Percy had a harder death from emphysema in ‘93, a dreadful wasting lung complaint that takes away your ability to breath. Emphysema all started in the days when everyone smoked. In the family, in 2008, we are lucky very few people now smoke. I was daft enough to have my cigars earlier, what a wonderfully pointless way of enjoying burning money, it brought to an end by a dreadful bad chest illness around the time Emma married & a drastic shortage of money after retirement! Three years before I retired my financial advisor said I'd be OK. Guess what, politicians & banks got together & ruined things. It ended up a lot worse than I thought but I'll survive.

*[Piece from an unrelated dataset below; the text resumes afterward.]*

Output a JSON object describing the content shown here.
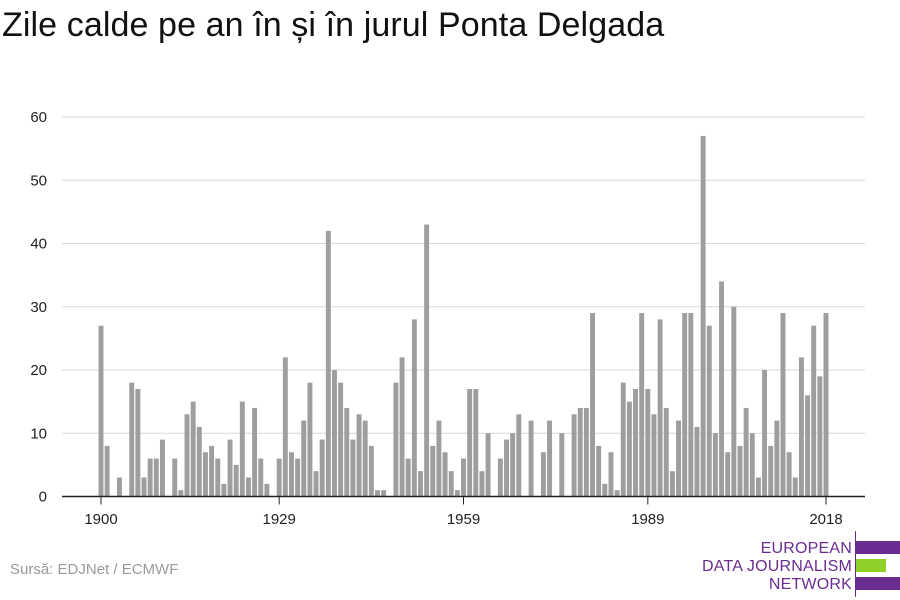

Florence was always overweight and finally died very quickly in 1995. Over a few hours all her organs couldn’t cope any longer & she drifted off never to recover. I doubt she knew what was happening.

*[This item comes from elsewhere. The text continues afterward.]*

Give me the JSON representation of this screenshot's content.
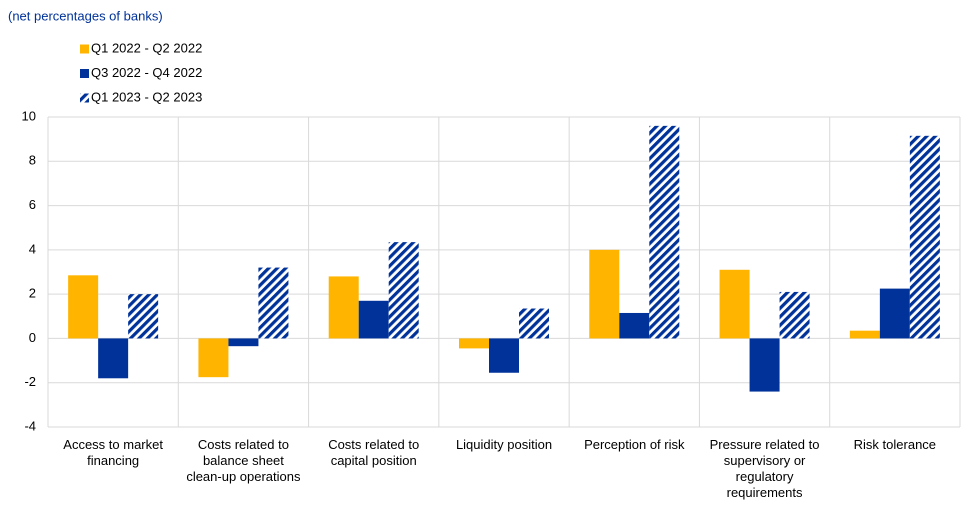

Arthur went on until he was 94 in 2002. He cycled most of his life, which kept him very fit. He lived alone looking after himself in Whalley Ave. He coped with life without double glazing or central heating. He was sprightly enough to travelled to see our cousin Marlene in Australia when he was 90. On his way to bed, one night, he had an embolism & must have gone very quickly. It was very lucky that we saw him the day before he died.
We had our own tragedy when Andrew came off a motorbike & ended up in traction for 6 months. That put a tremendous strain on us all, but we found our way through it with Kathleen taking the strain of constant visiting.
During the Revell years, I advised Ian to get on the property ladder … just before it collapsed and got him in all kinds of financial worries. I also recommended Emma should go with Northern Rock Building Society!
So much for fathers knowing everything.
Ian found religion as a born again Christian. He married, but sadly it couldn’t last. He had a relationship with Claire & we got our next surprise, Amy, our second grand child in 1995.
In 1993 Emma had begun work in the Little Chef, where she met Mick Butler and they became a couple. Luckily, with Mick & Emma we continued to be blessed with grand children. Jake came in 2001. So before I retired, my great kids had given us one each.Remember, whenever you become grandparents, its legal to spoil them & a joy to give them back!